Kylie's 'lucky, lucky, lucky' trio fight over missing pop millions
by Martin Wroe
IN THE POP charts of the late Eighties, no one can have been so
lucky, lucky, lucky as Stock, Aitken and Waterman. But six years
after they last wrote hits for Jason Donovan and Kylie Minogue,
two members of one of Britain's most successful modern
songwriting partnerships are taking the third to court in a
multi-million-pound battle.
Mike Stock and Matt Aitken are suing Pete Waterman, claiming they
are the true owners of two-thirds of Stock, Aitken and Waterman
hits such as Jason's 'Too Many Broken Hearts' and 'Sealed with
a Kiss' (originally a hit for Brian Hyland) or Kylie's 'Hand on
your Heart' and her cover version of Little Eva's 'The
Locomotion'.
They claim that Waterman, the business brain behind the
phenomenal success of SAW, has not paid them their due as owners
of the recordings and is not properly exploiting the surprisingly
lucrative Jason and Kylie back catalogue. The court action is
the latest salvo in an increasingly bitter battle between the SAW
trio, who produced more than 100 hits in the Eighties, making
each of them multi-millionaires.
Stock, who still writes with Aitken, has not spoken to Waterman
for three years - except through their lawyers. And the discord
extends to their Australian teen prodigies, Jason and Kylie -
none of the three has disguised his dismay at the pair's
commercially disastrous changes in direction: Jason launched a
stage career and Kylie adopted a raunchier image that has brought
her a cult following among gay men. 'It all started going wrong
after Jason and Kylie left,' said one record company insider.

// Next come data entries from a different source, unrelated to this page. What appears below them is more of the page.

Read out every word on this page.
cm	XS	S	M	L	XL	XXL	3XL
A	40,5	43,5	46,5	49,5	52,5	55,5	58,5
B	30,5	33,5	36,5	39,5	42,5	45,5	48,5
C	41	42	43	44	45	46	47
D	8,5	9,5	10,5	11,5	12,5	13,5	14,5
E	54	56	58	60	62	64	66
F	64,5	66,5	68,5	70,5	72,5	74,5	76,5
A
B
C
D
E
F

Kylie and Jason are long past their pop sell-by dates in Britain,
but international sales, remixes and compilation albums are still
thought to generate nearly £3 million a year. Some
estimates value the pair's back catalogue of seven albums and 35
singles at £12m. Stock and Aitken are claiming two-thirds
of this from Waterman's companies.
The colossal sums at stake in global pop success were illustrated
last week with reports that 1997's pop phenomenon, the Spice
Girls, expect to earn £10m each by the end of the year.
The Stock and Aitken legal action, expected to come to court this
summer, is against Waterman; his companies, PAL Productions and
PWL Records, and Warner Music's Coalition Recordings
International, which took over PWL after the three split up. The
pair are asking the courts to investigate the money earned by
Waterman from sales of records they produced for Jason and Kylie.
Clintbns, their solicitors, is also calling for an account of
royalty statements.
The three members of SAW are reputed to have made more than
£90m from songs for Minogue, Donovan, Donna Summer,
Bananarama and Cliff Richard. They were named songwriters of the
year on three successive occasions.
Waterman has since developed his business interest in the
privatised railway sector, buying his own service and a share in
the Flying Scotsman, while Stock and Aitken have producing two
top-selling albums for Robson and Jerome.